So the regular Thursday routines have popped round again. Today I made sure that Meg and I had all of our ablutions done after which Meg stayed in bed (as is usual on a Thursday) whilst I go off to do the weekly shopping. Under the regime that started last week, a care assistant comes around on a Thursday morning primarily so that I can complete my shopping activities. The assistant who called around this morning is the fourth different person we have had but she seems a jolly little soul and quickly struck up a rapport with Meg and myself. I had a feeling that this particular relationship was going to turn out quite well and, indeed, after I had returned from my venture up and down Bromsgrove High Street,it seemed that the last couple of hours had proceeded satisfactorily from everyone’s point of view. I took the opportunity to visit our local Poundland store where I purchased a couple of rubber, but not particularly heavy, carmats. I have an intended use for these not inside the car but to provide a little bit of weight to hold the anti-frost screen securely on the windscreen on the car if the weather forecast indicates that it is going to be a cold night. Last night, I think it was near freezing or just below but tonight is going to be even colder and so before it got really dark, I popped out to get the protection in place. I am trying to get this done in just a minute or so because if the routine is rapid you feel more inclined not to neglect it.
This morning, after we had listened to the news, we turned the radio onto ClassicFM where they have started playing some Christmas music. Personally, I feel that they should have held off until Sunday which is the start of Advent and, I suppose, can be said to be the starting gun for the commencement of Christmas. We are still November until tomorrow and I do not like these celebrations to start too early. On the radio, they played the Christmas carol ‘Away in a manger’ and this reminded me of a comedy sketch some time in the 1970’s.The sketch reminded people that at about this time really wide-screen cinema was starting to make its presence felt (was it called Todd-AO or something similar?) but many cinemas had to cope with chopping off a bit of the left hand side and the right hand side of the transmission.

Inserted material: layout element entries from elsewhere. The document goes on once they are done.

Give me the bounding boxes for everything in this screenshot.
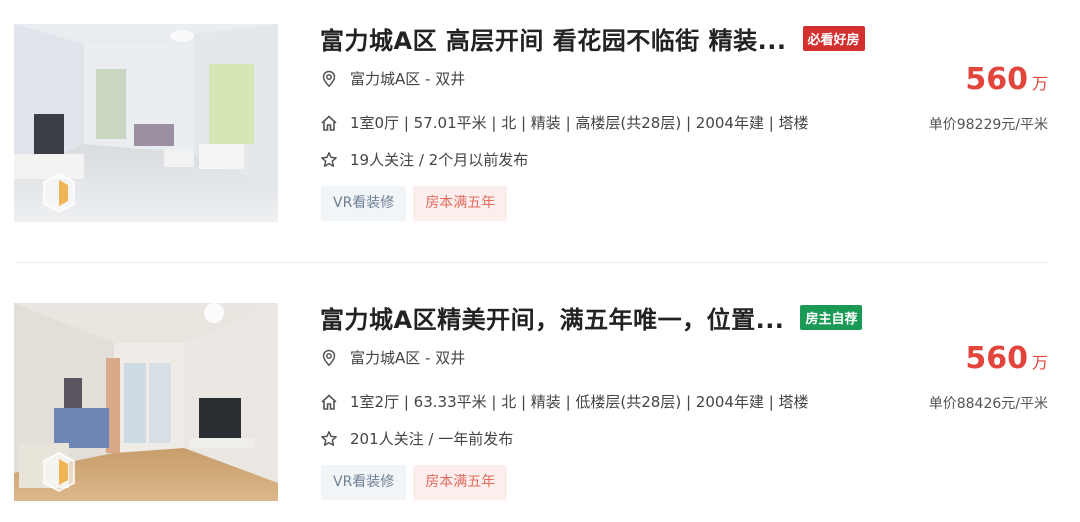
house-icon xyxy=(321,114,337,131)
total-price-value: 560 xyxy=(965,62,1028,97)
listing-title-row: 富力城A区精美开间，满五年唯一，位置... 房主自荐 xyxy=(320,299,863,335)
listing-title[interactable]: 富力城A区精美开间，满五年唯一，位置... xyxy=(320,300,784,335)
follow-info: 19人关注 / 2个月以前发布 xyxy=(320,149,528,170)
vr-tag[interactable]: VR看装修 xyxy=(321,465,407,500)
location-icon xyxy=(322,70,336,87)
listing-list: 富力城A区 高层开间 看花园不临街 精装... 必看好房 富力城A区 - 双井 … xyxy=(0,0,1080,522)
star-icon xyxy=(321,430,337,446)
listing-photo[interactable] xyxy=(14,303,278,501)
community-link[interactable]: 富力城A区 xyxy=(350,347,420,368)
vr-icon xyxy=(43,173,75,213)
total-price: 560 万 xyxy=(965,341,1048,376)
follow-info: 201人关注 / 一年前发布 xyxy=(320,428,513,449)
community-link[interactable]: 富力城A区 xyxy=(350,68,420,89)
tag-list: VR看装修 房本满五年 xyxy=(321,186,514,221)
total-price-unit: 万 xyxy=(1031,353,1048,372)
listing-title[interactable]: 富力城A区 高层开间 看花园不临街 精装... xyxy=(320,21,787,56)
attributes-text: 1室2厅 | 63.33平米 | 北 | 精装 | 低楼层(共28层) | 20… xyxy=(350,393,809,411)
unit-price: 单价98229元/平米 xyxy=(928,117,1048,133)
five-years-tag: 房本满五年 xyxy=(413,465,508,500)
total-price-value: 560 xyxy=(965,341,1028,376)
star-icon xyxy=(321,151,337,167)
vr-tag[interactable]: VR看装修 xyxy=(321,186,407,221)
total-price: 560 万 xyxy=(965,62,1048,97)
location-icon xyxy=(322,349,336,366)
house-icon xyxy=(321,393,337,410)
listing-photo[interactable] xyxy=(14,24,278,222)
vr-icon xyxy=(43,452,75,492)
house-attributes: 1室2厅 | 63.33平米 | 北 | 精装 | 低楼层(共28层) | 20… xyxy=(320,391,809,412)
address-separator: - xyxy=(420,348,436,367)
listing-card: 富力城A区精美开间，满五年唯一，位置... 房主自荐 富力城A区 - 双井 1室… xyxy=(0,279,1080,519)
listing-divider xyxy=(14,262,1050,263)
house-attributes: 1室0厅 | 57.01平米 | 北 | 精装 | 高楼层(共28层) | 20… xyxy=(320,112,809,133)
listing-title-row: 富力城A区 高层开间 看花园不临街 精装... 必看好房 xyxy=(320,20,865,56)
address-line: 富力城A区 - 双井 xyxy=(320,347,465,368)
address-line: 富力城A区 - 双井 xyxy=(320,68,465,89)
total-price-unit: 万 xyxy=(1031,74,1048,93)
owner-recommend-badge: 房主自荐 xyxy=(800,304,863,330)
attributes-text: 1室0厅 | 57.01平米 | 北 | 精装 | 高楼层(共28层) | 20… xyxy=(350,114,809,132)
district-link[interactable]: 双井 xyxy=(435,68,465,89)
five-years-tag: 房本满五年 xyxy=(413,186,508,221)
listing-card: 富力城A区 高层开间 看花园不临街 精装... 必看好房 富力城A区 - 双井 … xyxy=(0,0,1080,240)
unit-price: 单价88426元/平米 xyxy=(928,396,1048,412)
follow-text: 19人关注 / 2个月以前发布 xyxy=(350,151,529,169)
address-separator: - xyxy=(420,69,436,88)
follow-text: 201人关注 / 一年前发布 xyxy=(350,430,514,448)
district-link[interactable]: 双井 xyxy=(435,347,465,368)
tag-list: VR看装修 房本满五年 xyxy=(321,465,514,500)
recommend-badge: 必看好房 xyxy=(802,25,865,51)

So, chopping off the first and the last letters of some well known Christmas carols we have things like ‘Way in a mange’ and also ‘hen shepherds watched their flocks by nigh’ and so on and so forth. This has become a little of a family joke over the years as we sing ‘Way in a mange’ when called for.

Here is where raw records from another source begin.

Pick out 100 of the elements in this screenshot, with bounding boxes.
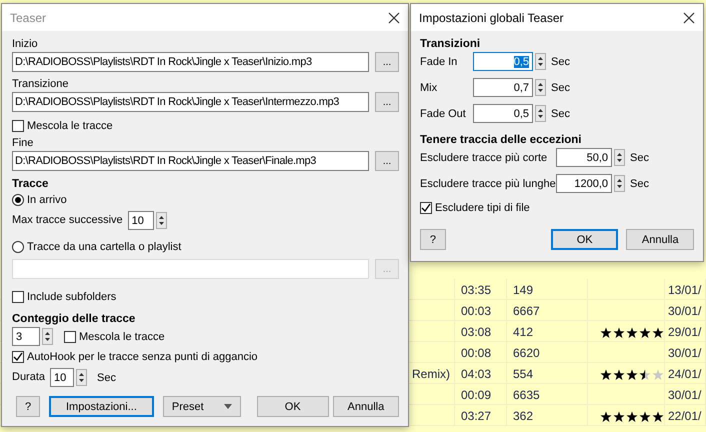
radio-button[interactable]: [12, 194, 24, 206]
play-count-cell: 6620: [507, 342, 588, 363]
browse-button[interactable]: ...: [375, 92, 399, 112]
field-label: Max tracce successive: [12, 214, 123, 227]
spin-button[interactable]: [535, 105, 546, 122]
play-count-cell: 554: [507, 363, 588, 384]
date-cell: 13/01/: [665, 279, 706, 300]
unit-label: Sec: [551, 56, 570, 68]
checkbox[interactable]: [64, 330, 76, 342]
duration-cell: 00:09: [455, 384, 507, 405]
caret-icon: [224, 404, 232, 409]
dialog-button[interactable]: Preset: [162, 396, 241, 417]
field-label: Mix: [420, 82, 438, 94]
number-field[interactable]: 3: [12, 327, 40, 346]
unit-label: Sec: [97, 372, 116, 384]
number-field[interactable]: 50,0: [556, 148, 612, 167]
duration-cell: 03:08: [455, 321, 507, 342]
play-count-cell: 6667: [507, 300, 588, 321]
radio-label: In arrivo: [27, 194, 67, 206]
spin-button[interactable]: [76, 369, 88, 386]
checkbox[interactable]: [420, 202, 432, 214]
spin-button[interactable]: [535, 53, 546, 70]
field-label: Fade In: [420, 56, 458, 68]
date-cell: 29/01/: [665, 321, 706, 342]
duration-cell: 03:35: [455, 279, 507, 300]
folder-field[interactable]: [12, 259, 369, 279]
field-label: Escludere tracce più lunghe: [420, 178, 556, 190]
star-icon: [639, 326, 651, 338]
dialog-button[interactable]: ?: [16, 396, 40, 417]
star-icon: [652, 410, 664, 422]
spin-button[interactable]: [614, 175, 625, 192]
number-field[interactable]: 0,5: [473, 52, 533, 71]
play-count-cell: 149: [507, 279, 588, 300]
section-heading: Transizioni: [420, 38, 482, 50]
dialog-button[interactable]: Impostazioni...: [49, 396, 154, 417]
radio-button[interactable]: [12, 240, 24, 252]
checkbox-label: Escludere tipi di file: [435, 202, 530, 214]
browse-button[interactable]: ...: [375, 151, 399, 171]
checkbox-label: AutoHook per le tracce senza punti di aggancio: [27, 350, 258, 362]
star-icon: [600, 410, 612, 422]
number-field[interactable]: 1200,0: [556, 174, 612, 193]
section-heading: Tracce: [12, 178, 50, 190]
radio-label: Tracce da una cartella o playlist: [27, 240, 182, 252]
star-icon: [652, 368, 664, 380]
checkbox-label: Mescola le tracce: [79, 330, 165, 342]
number-field[interactable]: 10: [128, 211, 154, 230]
checkbox[interactable]: [12, 350, 24, 362]
number-field[interactable]: 10: [50, 368, 74, 387]
star-icon: [652, 326, 664, 338]
checkbox[interactable]: [12, 290, 24, 302]
duration-cell: 04:03: [455, 363, 507, 384]
star-icon: [613, 368, 625, 380]
date-cell: 30/01/: [665, 342, 706, 363]
date-cell: 22/01/: [665, 405, 706, 426]
dialog-button[interactable]: Annulla: [332, 396, 399, 417]
path-field[interactable]: D:\RADIOBOSS\Playlists\RDT In Rock\Jingle x Teaser\Intermezzo.mp3: [12, 92, 369, 112]
star-icon: [626, 368, 638, 380]
field-label: Escludere tracce più corte: [420, 152, 548, 164]
star-icon: [600, 368, 612, 380]
star-icon: [639, 410, 651, 422]
play-count-cell: 412: [507, 321, 588, 342]
checkbox[interactable]: [12, 120, 24, 132]
field-label: Transizione: [12, 78, 70, 91]
unit-label: Sec: [551, 82, 570, 94]
star-icon: [626, 326, 638, 338]
unit-label: Sec: [630, 178, 649, 190]
dialog-button[interactable]: OK: [256, 396, 329, 417]
number-field[interactable]: 0,7: [473, 78, 533, 97]
close-icon[interactable]: [388, 12, 400, 24]
spin-button[interactable]: [614, 149, 625, 166]
dialog-button[interactable]: OK: [550, 229, 618, 250]
dialog-button[interactable]: Annulla: [626, 229, 694, 250]
star-icon: [600, 326, 612, 338]
browse-button[interactable]: ...: [375, 52, 399, 72]
star-icon: [613, 326, 625, 338]
path-field[interactable]: D:\RADIOBOSS\Playlists\RDT In Rock\Jingle x Teaser\Inizio.mp3: [12, 52, 369, 72]
spin-button[interactable]: [156, 212, 167, 229]
window-title: Teaser: [10, 10, 46, 24]
spin-button[interactable]: [535, 79, 546, 96]
play-count-cell: 362: [507, 405, 588, 426]
date-cell: 24/01/: [665, 363, 706, 384]
field-label: Inizio: [12, 38, 39, 51]
play-count-cell: 6635: [507, 384, 588, 405]
checkbox-label: Mescola le tracce: [27, 120, 113, 132]
star-icon: [613, 410, 625, 422]
section-heading: Tenere traccia delle eccezioni: [420, 134, 583, 146]
close-icon[interactable]: [683, 12, 695, 24]
dialog-button[interactable]: ?: [420, 229, 446, 250]
date-cell: 30/01/: [665, 300, 706, 321]
spin-button[interactable]: [42, 328, 53, 345]
duration-cell: 00:03: [455, 300, 507, 321]
number-field[interactable]: 0,5: [473, 104, 533, 123]
field-label: Durata: [12, 371, 46, 384]
window-title: Impostazioni globali Teaser: [419, 10, 564, 24]
star-icon: [639, 368, 651, 380]
star-icon: [626, 410, 638, 422]
section-heading: Conteggio delle tracce: [12, 313, 136, 325]
duration-cell: 03:27: [455, 405, 507, 426]
path-field[interactable]: D:\RADIOBOSS\Playlists\RDT In Rock\Jingle x Teaser\Finale.mp3: [12, 151, 369, 171]
unit-label: Sec: [630, 152, 649, 164]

After we had lunched, we enter our normal TV routine. It looks as though as ‘Outnumbered‘ has now run its course so Meg and I watched an old episode of ‘BlackAdder‘ which I must say neither of us found particularly funny. But after this, we tuned in to some of the COVID-19 investigations being broadcast live and this afternoon were treated to Matt Hancock, who as Health Secretary was a crucial player at the start of the pandemic. Various accusations of ‘lying’ have been thrown backwards and forwards with nothing definitive being as yet proved. The leading counsel for the enquiry keeps issuing what in boxing terms might be a probing ‘jab’ but so so far has failed to deliver anything like a knock out blow. The enquiry as a whole, though, is meant to learn the lessons for the future and a discovery that politicians may be lying to each other as well as to the public is hardly a revelation. In fact, I have often wondered about politician’s relationships with ‘the truth’ – as they have dissembled for years and years and will never give anything other than an evasive answer to any question, then perhaps none of these revelations in the enquiry will come as a great surprise.

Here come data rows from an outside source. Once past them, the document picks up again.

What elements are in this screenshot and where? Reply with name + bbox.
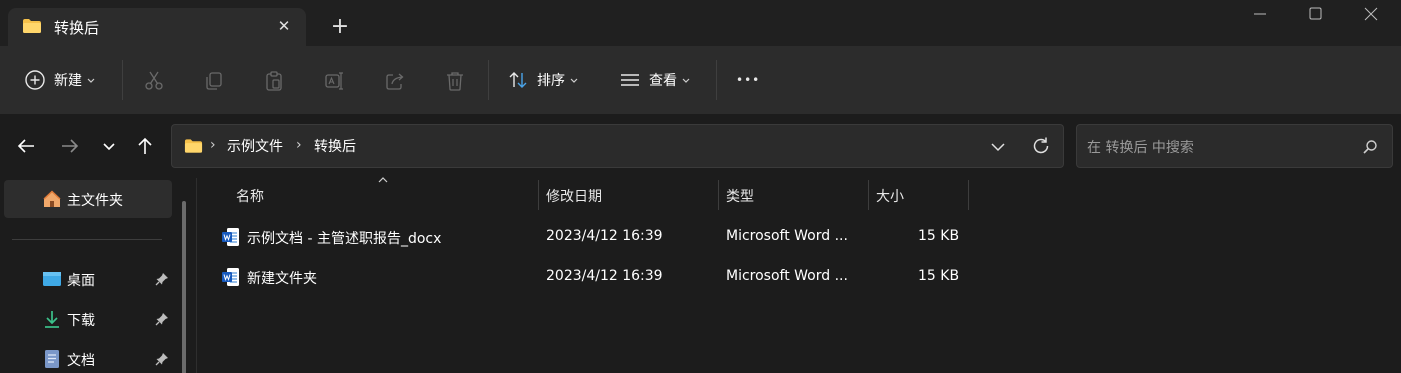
column-divider[interactable] [538, 180, 539, 210]
column-header-modified[interactable]: 修改日期 [546, 186, 602, 206]
view-button-label: 查看 [649, 73, 677, 89]
close-icon [1364, 7, 1378, 21]
file-modified: 2023/4/12 16:39 [546, 228, 663, 244]
desktop-icon [43, 272, 61, 286]
table-row[interactable]: 示例文档 - 主管述职报告_docx 2023/4/12 16:39 Micro… [212, 218, 972, 258]
title-bar: 转换后 ✕ + [0, 0, 1401, 46]
rename-icon[interactable] [323, 70, 345, 92]
chevron-down-icon[interactable] [988, 137, 1008, 157]
sort-caret-icon [378, 177, 388, 183]
view-button[interactable]: 查看 [619, 60, 691, 100]
close-window-button[interactable] [1348, 0, 1394, 30]
sort-button[interactable]: 排序 [507, 60, 579, 100]
sidebar-scrollbar[interactable] [182, 201, 186, 373]
file-name: 新建文件夹 [247, 271, 317, 287]
breadcrumb-item[interactable]: 转换后 [314, 136, 356, 156]
search-box[interactable]: 在 转换后 中搜索 [1076, 124, 1393, 168]
sort-arrows-icon [509, 72, 527, 88]
pin-icon[interactable] [154, 311, 170, 327]
column-header-type[interactable]: 类型 [726, 186, 754, 206]
chevron-down-icon [570, 78, 578, 83]
tab-active[interactable]: 转换后 ✕ [8, 8, 306, 46]
minimize-button[interactable] [1237, 0, 1283, 30]
toolbar-divider [488, 60, 489, 100]
more-options-label: ••• [736, 73, 761, 87]
navigation-pane: 主文件夹 桌面 下载 文档 [0, 178, 190, 373]
column-divider[interactable] [868, 180, 869, 210]
command-bar: 新建 排序 查看 ••• [0, 46, 1401, 114]
refresh-icon[interactable] [1030, 135, 1052, 157]
share-icon[interactable] [384, 70, 406, 92]
tab-close-button[interactable]: ✕ [274, 16, 294, 36]
up-arrow-icon[interactable] [133, 134, 157, 158]
minimize-icon [1254, 13, 1266, 15]
recent-locations-chevron-icon[interactable] [97, 134, 121, 158]
column-header-size[interactable]: 大小 [876, 186, 904, 206]
column-header-name[interactable]: 名称 [236, 186, 264, 206]
word-document-icon [222, 268, 239, 286]
new-button[interactable]: 新建 [24, 60, 96, 100]
address-bar[interactable]: › 示例文件 › 转换后 [171, 124, 1064, 168]
sidebar-item-desktop[interactable]: 桌面 [4, 261, 172, 297]
file-type: Microsoft Word ... [726, 268, 848, 284]
pin-icon[interactable] [154, 351, 170, 367]
back-arrow-icon[interactable] [14, 134, 38, 158]
maximize-icon [1309, 7, 1322, 20]
forward-arrow-icon[interactable] [58, 134, 82, 158]
search-input[interactable]: 在 转换后 中搜索 [1087, 137, 1194, 157]
sidebar-item-downloads[interactable]: 下载 [4, 301, 172, 337]
toolbar-divider [122, 60, 123, 100]
tab-title: 转换后 [54, 19, 100, 37]
sidebar-item-home[interactable]: 主文件夹 [4, 180, 172, 218]
sidebar-item-label: 下载 [67, 313, 95, 329]
table-row[interactable]: 新建文件夹 2023/4/12 16:39 Microsoft Word ...… [212, 258, 972, 298]
file-size: 15 KB [918, 228, 960, 244]
breadcrumb-separator: › [296, 137, 302, 153]
toolbar-gap [0, 114, 1401, 122]
word-document-icon [222, 228, 239, 246]
document-icon [45, 350, 59, 368]
view-list-icon [621, 74, 639, 86]
copy-icon[interactable] [203, 70, 225, 92]
folder-icon [184, 139, 203, 153]
new-button-label: 新建 [54, 73, 82, 89]
search-icon [1363, 140, 1377, 154]
delete-icon[interactable] [444, 70, 466, 92]
paste-icon[interactable] [263, 70, 285, 92]
toolbar-divider [716, 60, 717, 100]
maximize-button[interactable] [1292, 0, 1338, 30]
column-divider[interactable] [968, 180, 969, 210]
cut-icon[interactable] [143, 70, 165, 92]
column-divider[interactable] [718, 180, 719, 210]
sidebar-item-label: 主文件夹 [67, 193, 123, 209]
sidebar-item-label: 桌面 [67, 273, 95, 289]
more-options-button[interactable]: ••• [736, 60, 760, 100]
file-type: Microsoft Word ... [726, 228, 848, 244]
breadcrumb-item[interactable]: 示例文件 [227, 136, 283, 156]
chevron-down-icon [87, 78, 95, 83]
sidebar-item-documents[interactable]: 文档 [4, 341, 172, 373]
pane-divider[interactable] [196, 178, 197, 373]
new-tab-button[interactable]: + [328, 15, 352, 39]
breadcrumb-separator: › [210, 137, 216, 153]
home-icon [43, 190, 61, 207]
pin-icon[interactable] [154, 271, 170, 287]
sidebar-item-label: 文档 [67, 353, 95, 369]
file-modified: 2023/4/12 16:39 [546, 268, 663, 284]
sidebar-divider [12, 239, 162, 240]
add-circle-icon [25, 70, 45, 90]
file-size: 15 KB [918, 268, 960, 284]
download-icon [45, 311, 59, 328]
file-name: 示例文档 - 主管述职报告_docx [247, 231, 442, 247]
folder-icon [23, 19, 41, 33]
sort-button-label: 排序 [537, 73, 565, 89]
chevron-down-icon [682, 78, 690, 83]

Tomorrow will thankfully be 1st December and I shall be glad to have got the month of November out of the way (I feel the same about February) I am always happy to get 21st December out of the way because at the very least it should then start to get lighter by 1-2 minutes a day. I find that once we get into the run up to Christmas, all of the glitter and trash associated with Christmas not particularly heartwarming. There was a campaign in the 1950’s as I remember to ‘put Christ back into Christmas’ which rather ignores the fact that early Christianity actually appropriated Christmas for their own purposes. But of course, apart from Christian traditions there are similar mid-winter festivals (Hannukah, Eid, Divali and so on) and most of them have the theme of light fighting against the darkness. Yuletide and similar mid-winter festivals all pre-date Christianity and I always marvel at the ways in which our earliest ancestors managed to get the timing of their mid-winter festivities as accurate as they are. There may have been ‘naturally occurring’ clocks such as the sun appearing in the centre of two erected stones but I am sure archeologists and pre-historians have a much more sophisticated explanation.